現在、生活保護を受けながらも独居を続けています。歩行は歩行器にてすり足で歩く方ですが、
気丈な方であり、自分の尿失禁したオムツを袋に詰め、
高さ60cmほどある直方体の大きめのゴミ箱を歩行器のように使いながら
近くのゴミ捨て場に袋を捨てに行き、帰りはゴミ箱を空にしてゴミ箱を利用して戻ってきます。

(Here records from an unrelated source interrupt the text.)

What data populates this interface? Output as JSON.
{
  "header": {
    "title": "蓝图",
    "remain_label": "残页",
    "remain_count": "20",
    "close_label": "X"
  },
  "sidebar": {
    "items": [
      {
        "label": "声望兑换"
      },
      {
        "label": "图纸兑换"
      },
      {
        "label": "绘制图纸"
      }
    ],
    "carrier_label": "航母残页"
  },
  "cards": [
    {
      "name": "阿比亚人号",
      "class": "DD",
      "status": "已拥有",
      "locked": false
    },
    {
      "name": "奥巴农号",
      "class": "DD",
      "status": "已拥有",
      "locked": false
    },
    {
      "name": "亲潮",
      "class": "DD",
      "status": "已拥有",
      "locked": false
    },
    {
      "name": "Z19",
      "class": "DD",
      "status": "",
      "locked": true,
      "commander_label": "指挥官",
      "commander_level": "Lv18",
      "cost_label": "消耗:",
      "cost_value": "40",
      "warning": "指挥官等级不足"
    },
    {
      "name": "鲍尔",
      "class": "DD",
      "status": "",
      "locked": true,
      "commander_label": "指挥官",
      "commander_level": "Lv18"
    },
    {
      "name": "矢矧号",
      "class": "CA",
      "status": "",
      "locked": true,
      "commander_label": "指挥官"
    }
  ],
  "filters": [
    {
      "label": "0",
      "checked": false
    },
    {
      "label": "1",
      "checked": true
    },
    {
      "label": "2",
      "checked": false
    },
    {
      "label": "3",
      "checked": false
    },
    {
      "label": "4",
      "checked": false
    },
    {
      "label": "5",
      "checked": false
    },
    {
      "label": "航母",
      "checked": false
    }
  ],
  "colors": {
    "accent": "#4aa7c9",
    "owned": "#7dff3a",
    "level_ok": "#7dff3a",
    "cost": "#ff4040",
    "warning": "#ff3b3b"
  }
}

 もちろん、リハビリとしては、’ゴミ箱で外に出るのは禁止ですよー、転ぶとまた骨折ですよー’
と厳しめに言っていますが、、、聞きません。
恥ずかしいから、と夜更け暗いなか、ゴミ箱で移動して捨てに行きます。

 なおさら危険なのですが、、、、聞きません。シルバーカーを希望していますが、もちろん
ケアマネージャーも、だめですよ、外を歩くから、と買ってはあげませんが、、ゴミ箱で移動します。

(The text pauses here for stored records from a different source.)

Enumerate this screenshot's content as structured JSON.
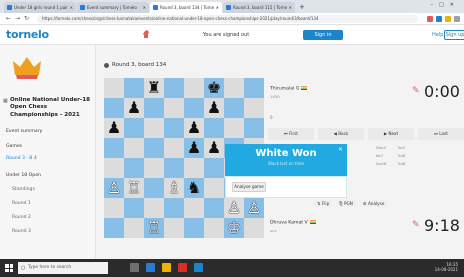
{
  "browser": {
    "tabs": [
      {
        "label": "Under 18 girls round 1 pairings"
      },
      {
        "label": "Event summary | Tornelo"
      },
      {
        "label": "Round 3, board 134 | Tornelo"
      },
      {
        "label": "Round 3, board 115 | Tornelo"
      }
    ],
    "url": "https://tornelo.com/chess/orgs/chess-karnataka/events/online-national-under-18-open-chess-championships-2021/play/round/3/board/134"
  },
  "header": {
    "logo": "tornelo",
    "signed_out_text": "You are signed out",
    "signin_label": "Sign in",
    "help_label": "Help",
    "signup_label": "Sign up"
  },
  "sidebar": {
    "event_title": "Online National Under-18 Open Chess Championships - 2021",
    "items": [
      {
        "label": "Event summary"
      },
      {
        "label": "Games"
      },
      {
        "label": "Round 3 · B 4"
      },
      {
        "label": "Under 18 Open"
      },
      {
        "label": "Standings"
      },
      {
        "label": "Round 1"
      },
      {
        "label": "Round 2"
      },
      {
        "label": "Round 3"
      }
    ]
  },
  "game": {
    "round_label": "Round 3, board 134",
    "top_player": {
      "name": "Thirumalai G",
      "rating": "1450"
    },
    "bottom_player": {
      "name": "Dhruva Kamat V",
      "rating": "unr."
    },
    "clock_top": "0:00",
    "clock_bottom": "9:18",
    "moves_count": "0",
    "controls": [
      {
        "label": "First"
      },
      {
        "label": "Back"
      },
      {
        "label": "Next"
      },
      {
        "label": "Last"
      }
    ],
    "move_rows": [
      [
        "Dxe4",
        "Ke5"
      ],
      [
        "Ke7",
        "Kd6"
      ],
      [
        "Dxd6",
        "Kd8"
      ]
    ],
    "actions": [
      {
        "label": "Flip"
      },
      {
        "label": "PGN"
      },
      {
        "label": "Analyse"
      }
    ]
  },
  "popup": {
    "title": "White Won",
    "subtitle": "Black lost on time",
    "analyse_label": "Analyse game",
    "close": "×"
  },
  "board": {
    "rows": [
      [
        "",
        "",
        "♜",
        "",
        "",
        "♚",
        "",
        ""
      ],
      [
        "",
        "♟",
        "",
        "",
        "",
        "♟",
        "",
        ""
      ],
      [
        "♟",
        "",
        "",
        "",
        "♟",
        "",
        "",
        ""
      ],
      [
        "",
        "",
        "",
        "",
        "♟",
        "♟",
        "",
        ""
      ],
      [
        "",
        "",
        "",
        "",
        "",
        "",
        "",
        ""
      ],
      [
        "♙",
        "♖",
        "",
        "♗",
        "♞",
        "",
        "",
        "♙"
      ],
      [
        "",
        "",
        "",
        "",
        "",
        "",
        "♙",
        "♙"
      ],
      [
        "",
        "",
        "♖",
        "",
        "",
        "",
        "♔",
        ""
      ]
    ]
  },
  "taskbar": {
    "search_placeholder": "Type here to search",
    "time": "16:35",
    "date": "14-08-2021"
  },
  "colors": {
    "brand": "#1d84c9",
    "board_light": "#dcdcdc",
    "board_dark": "#88bfe8",
    "popup": "#23a9e1"
  }
}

くちぐせの一つに、’お金なんかね、いらないよ’というのがあります。
なんとかなるもんだ、と本人はおっしゃっています。ただし、生活保護は受けていますが。。。

 さて、このAさんは、熊本の天草出身ですが、海の方でなく、山の中の村にて生活していたようです。

家族がそれぞれの仕事を持っていて、

父親は馬や牛を飼育して、一部は田畑を耕すことに使い、一部は種馬として使って、子供を産ませ、
それを町へ持って行き、競りに出した、ということです。鶏舎も管理していたようです。

 母親は基本的に田畑に出て、米や野菜を育てていたということです。
基本的には一家が生活できる分作っていたようですが、余った分は、
町に売りに行ったようです。

 祖父母は自宅にて、本人いわく お蚕さん を飼っており、
そのお蚕さんの糸を使って、機織りにて衣類なども織っていたようです。

Aさんの弟は優秀な人物だったとのことで、町の郵便局に勤めていたとのことでした。
Aさんは、村中の子供の世話をして、駄賃を貰ったり、野菜を分けてもらったり、
自分に与えられた4畳半ほどの小さな畑で花を育て、それを商人に売っていたようです。

 つまり、実際に現金を給料として稼いでくるのは主にAさんの弟です。
この1人だけの収入で、あとは、食べるものは母親が田畑で作った米や野菜、
父親はそのサポートをする馬や牛を飼育して搾乳した牛乳、鶏舎でとれた卵を食料にしていたようです。
祖父母は出来る限りのささやかな養蚕の仕事をしていたとのことですが、
作った糸は、ある程度の値段で町の商人に売れたようです。

 Aさんからすると、現金を持っているよりも、生活に必要な役割分担ができる家族がいることが大事で、
お金がなくても食べることは問題なく出来た、とのことでした。

 父親の飼っていた馬が種付けをする時の話は、Aさんは楽しそうに話をします。
メス馬何頭かの手綱を木に括りつけて待機させ、オス馬を放つらしいのですが、
ヒヒーンとオスもメスもかなり興奮した鳴き声をあげるらしく、
また、その交尾の光景は、周りの子どもたちは面白がって見に来るとのことでした。
もちろん、親たちは、あまり見せたくないらしく、子どもたちを叱るようですが、
子どもたちはあまり聞く耳をもたず、その光景を見に来るとのことでした。

 お金を手に入れても、使うためには町の方まで(3里ほどあったようです)下りて行かねばならず、
それ以外には、天秤棒を担いで魚を売りに来る商人から魚を買う時に必要なくらいであった、
ということです。

 このような生活をしてきたAさんは、非常に働き者だったようです。
ただし、戦時となり生活が厳しくなった時期に、食い扶持を減らすためということで、
Aさんは中国の上海にいる叔母のもとへ送られたようです。

 このような背景を幼少時代よりもつAさんが、こちらがどれだけ、転びますよといっても、
一人で現在も家事全般をやりたがり、ヘルパーさんが尋ねてきたころには洗濯も掃除も
危なっかしくいろいろやっていることは、自然な流れなのかもしれません。

 まぁ、こちらとしては、注意することは注意するのですが、本人の意思ややり方を曲げるわけにも
いかないので、どうぞ転ばないようにと祈るばかりです。
どうせ歩くのなら、とケアマネージャーにシルバーカーもOKにしますか、と現在交渉している
最中です。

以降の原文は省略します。